Kings of Leon may be from Tennessee, but so far, the band’s music has resonated in a bigger way overseas than it has in its own backyard.
The group and its team believe that will change with “Only by the Night,” due Sept. 23 via RCA.
Kings of Leon’s previous three records have sold a combined total of 620,000 in the United States, according to Nielsen SoundScan, topped by “Aha Shake Heartbreak” in 2005 at 232,000. But overseas, the numbers are more robust.
“In the U.K. they’re nearly double-platinum [at] nearly 600,000, they’re platinum-plus in Australia, and they have other markets that are building, like the U.S.,” RCA executive VP/GM Tom Corson says. “We have some catch-up to do. It’s healthy, but we feel like this is a gold-plus act, so that’s where we have our heads at and we’re going for it.”
The game plan from the beginning was to break the band overseas first, a strategy taken up for many reasons, not the least of which were the often misguided perceptions of a Nashville-based rock band and staff changes at RCA. “We felt like we had better go start a story somewhere else, so we went directly over to England, hired a publicist and really started working it,” says Ken Levitan, the band’s manager at Vector.
Frontman Caleb Followill says he’s not sure why fans in the United Kingdom and other foreign markets tapped into the Kings so quickly and have stayed with the band. “In a way I think they’re proud of themselves for discovering us and they’re not going to give that up,” he says. “It’s almost like they’re holding onto us as long as they can. They’ve made our career. If it weren’t for them, I’m sure we would have been dropped by the label years ago and we might be painting houses again. I just want it to work over here without losing our fan base over there. I don’t want to lose one side of the pond because the other side likes us.”
Now RCA is ramping a fresh round of promo for “Only by the Night,” an album of songs that seem more accessible and perhaps more ambitious musically than previous efforts. There’s more layered, atmospheric production; innovative song structures; and syncopated rhythms and fewer three-minute, hell-bent-for-leather rockers. Followill’s vocals in particular are more decipherable, which the singer says was a conscious effort on his part.

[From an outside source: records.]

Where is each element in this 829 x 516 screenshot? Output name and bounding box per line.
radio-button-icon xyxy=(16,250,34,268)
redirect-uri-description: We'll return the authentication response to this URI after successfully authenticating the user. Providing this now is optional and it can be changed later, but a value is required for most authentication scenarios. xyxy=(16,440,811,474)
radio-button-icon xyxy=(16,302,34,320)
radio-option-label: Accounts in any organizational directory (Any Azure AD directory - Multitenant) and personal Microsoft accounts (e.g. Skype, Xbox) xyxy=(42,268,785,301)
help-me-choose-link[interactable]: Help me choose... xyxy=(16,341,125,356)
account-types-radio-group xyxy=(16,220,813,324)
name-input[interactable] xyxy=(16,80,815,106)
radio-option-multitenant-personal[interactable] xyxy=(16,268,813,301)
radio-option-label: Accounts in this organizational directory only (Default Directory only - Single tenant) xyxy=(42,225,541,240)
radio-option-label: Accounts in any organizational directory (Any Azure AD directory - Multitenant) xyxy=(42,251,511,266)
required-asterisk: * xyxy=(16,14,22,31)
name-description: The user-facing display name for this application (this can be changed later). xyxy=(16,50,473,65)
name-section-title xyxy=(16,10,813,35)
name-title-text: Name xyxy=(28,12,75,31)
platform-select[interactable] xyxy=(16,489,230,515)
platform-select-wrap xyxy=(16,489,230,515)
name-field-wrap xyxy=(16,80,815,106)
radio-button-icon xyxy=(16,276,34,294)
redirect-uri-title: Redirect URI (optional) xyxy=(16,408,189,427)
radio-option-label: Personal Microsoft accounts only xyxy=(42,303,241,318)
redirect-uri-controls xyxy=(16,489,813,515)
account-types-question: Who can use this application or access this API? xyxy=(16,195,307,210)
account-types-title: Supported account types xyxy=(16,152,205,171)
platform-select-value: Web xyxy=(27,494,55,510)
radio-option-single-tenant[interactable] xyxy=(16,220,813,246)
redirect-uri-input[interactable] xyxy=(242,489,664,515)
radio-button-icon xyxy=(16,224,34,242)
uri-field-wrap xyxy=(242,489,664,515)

In the past, “I always felt that people would look at me as a guy from Tennessee who dropped out of high school and try to point out everything that I said that wasn’t necessarily proper or intelligent,” he says. This time, “I was writing these melodies that I felt were so pretty and so deserving to be heard properly [that] I just kind of bit the bullet and said, ‘Sing the way that you know how to sing. Just try it for one record and if it doesn’t work, you can go back to your shelter.’ “
Followill admits it can be a bit strange to play sold-out arenas and headline huge festivals overseas, only to come back and hit smaller stages in the States. “But in a way it’s kind of awesome, because we come back to America with the same type of set list and big lights, but it’s in smaller venues where the kids really get to experience it up close and personal,” he says. “That’s changing pretty quickly. I know that people don’t want to hear that, but we’re actually playing bigger places now in America.”